Abstract

Mobile-app identification over encrypted network traffic plays a vital role in network management, cyberspace security, and advertising analysis. Combining machine learning algorithms and traffic features is the mainstream approach, which assumes the training and test traffic is independent and identically distributed (i.i.d). However, the distribution of test flows could drift due to the updating app, diverse mobile platforms, and regions, resulting in low accuracy. Existing methods relabel the non-i.i.d traffic manually and retrain the model from scratch, which takes lots of human effort and thus limits deployment. In this paper, we propose a Flow Domain Adaptation Neural Network (FDAN) to improve the accuracy in identifying mobile apps over non-i.i.d traffic under zero-relabelling.
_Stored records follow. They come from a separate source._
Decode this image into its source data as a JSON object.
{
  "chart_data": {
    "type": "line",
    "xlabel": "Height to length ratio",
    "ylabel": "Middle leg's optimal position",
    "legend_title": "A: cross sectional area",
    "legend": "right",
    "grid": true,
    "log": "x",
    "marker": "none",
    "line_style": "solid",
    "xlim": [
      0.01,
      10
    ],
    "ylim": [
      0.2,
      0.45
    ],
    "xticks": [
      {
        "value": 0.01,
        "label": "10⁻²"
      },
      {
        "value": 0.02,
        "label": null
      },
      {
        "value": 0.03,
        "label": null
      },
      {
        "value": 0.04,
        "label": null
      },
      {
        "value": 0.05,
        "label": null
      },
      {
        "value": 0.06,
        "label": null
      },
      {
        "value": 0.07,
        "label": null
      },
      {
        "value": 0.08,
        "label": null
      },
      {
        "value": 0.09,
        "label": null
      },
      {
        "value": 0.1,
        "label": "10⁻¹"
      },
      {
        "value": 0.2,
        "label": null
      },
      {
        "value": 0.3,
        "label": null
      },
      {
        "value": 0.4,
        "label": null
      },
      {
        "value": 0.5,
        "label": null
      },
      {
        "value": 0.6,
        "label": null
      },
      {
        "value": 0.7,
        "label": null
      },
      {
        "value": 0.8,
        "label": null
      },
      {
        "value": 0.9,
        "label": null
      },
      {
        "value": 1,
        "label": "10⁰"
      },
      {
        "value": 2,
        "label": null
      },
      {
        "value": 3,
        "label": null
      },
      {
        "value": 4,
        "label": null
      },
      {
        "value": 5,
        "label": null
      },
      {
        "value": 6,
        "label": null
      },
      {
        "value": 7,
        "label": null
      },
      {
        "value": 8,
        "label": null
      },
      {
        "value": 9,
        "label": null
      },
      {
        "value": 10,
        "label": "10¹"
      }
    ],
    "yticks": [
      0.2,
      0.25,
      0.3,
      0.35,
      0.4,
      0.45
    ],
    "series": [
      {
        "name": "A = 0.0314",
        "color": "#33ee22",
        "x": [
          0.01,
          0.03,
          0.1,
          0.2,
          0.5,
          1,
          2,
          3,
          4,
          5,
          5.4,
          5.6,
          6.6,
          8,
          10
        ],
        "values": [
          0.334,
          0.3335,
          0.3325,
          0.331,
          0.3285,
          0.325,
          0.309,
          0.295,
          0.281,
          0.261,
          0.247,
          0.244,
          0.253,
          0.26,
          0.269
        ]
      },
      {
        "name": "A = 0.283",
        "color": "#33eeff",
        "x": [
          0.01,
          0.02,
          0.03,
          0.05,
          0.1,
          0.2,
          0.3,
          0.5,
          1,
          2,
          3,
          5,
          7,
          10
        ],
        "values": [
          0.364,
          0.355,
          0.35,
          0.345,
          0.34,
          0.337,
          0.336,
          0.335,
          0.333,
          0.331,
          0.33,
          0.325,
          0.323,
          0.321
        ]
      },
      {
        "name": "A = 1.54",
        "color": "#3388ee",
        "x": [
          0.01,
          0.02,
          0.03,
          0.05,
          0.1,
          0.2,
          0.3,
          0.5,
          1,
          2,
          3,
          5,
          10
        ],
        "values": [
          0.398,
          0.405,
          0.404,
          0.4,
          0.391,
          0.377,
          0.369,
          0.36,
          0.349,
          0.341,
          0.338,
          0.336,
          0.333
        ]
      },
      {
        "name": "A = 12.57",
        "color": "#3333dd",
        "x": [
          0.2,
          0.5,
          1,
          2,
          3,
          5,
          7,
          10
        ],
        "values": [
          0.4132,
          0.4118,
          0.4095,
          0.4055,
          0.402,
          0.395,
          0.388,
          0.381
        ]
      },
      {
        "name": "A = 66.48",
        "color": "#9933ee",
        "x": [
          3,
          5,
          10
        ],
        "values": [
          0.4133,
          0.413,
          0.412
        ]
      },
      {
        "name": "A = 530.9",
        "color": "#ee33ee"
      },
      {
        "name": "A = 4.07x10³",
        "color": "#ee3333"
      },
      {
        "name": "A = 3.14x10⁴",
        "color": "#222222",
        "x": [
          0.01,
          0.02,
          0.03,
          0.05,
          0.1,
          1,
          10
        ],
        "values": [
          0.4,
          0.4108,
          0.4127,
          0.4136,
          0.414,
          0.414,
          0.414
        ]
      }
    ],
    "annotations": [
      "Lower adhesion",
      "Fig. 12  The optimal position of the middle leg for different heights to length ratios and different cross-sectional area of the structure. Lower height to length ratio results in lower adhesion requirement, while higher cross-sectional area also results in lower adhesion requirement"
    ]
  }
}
FDAN transforms the drifted test flows into approximate i.i.d samples by reducing the differences between traffic distributions in a trainable feature space. Specifically, we adopt two domain discriminators and a feature generator to strengthen the feature’s invariance under an adversarial loss. An app predictor is used to enhance the discrimination with supervised data from the source domain. We conduct extensive experiments on public and private datasets, including changing app versions, platforms, and regions. With theoretical guarantees, our FDAN achieves a remarkable improvement (7.8% ∼47%↑ in F1) with zero-relabelling and outperforms other comparisons.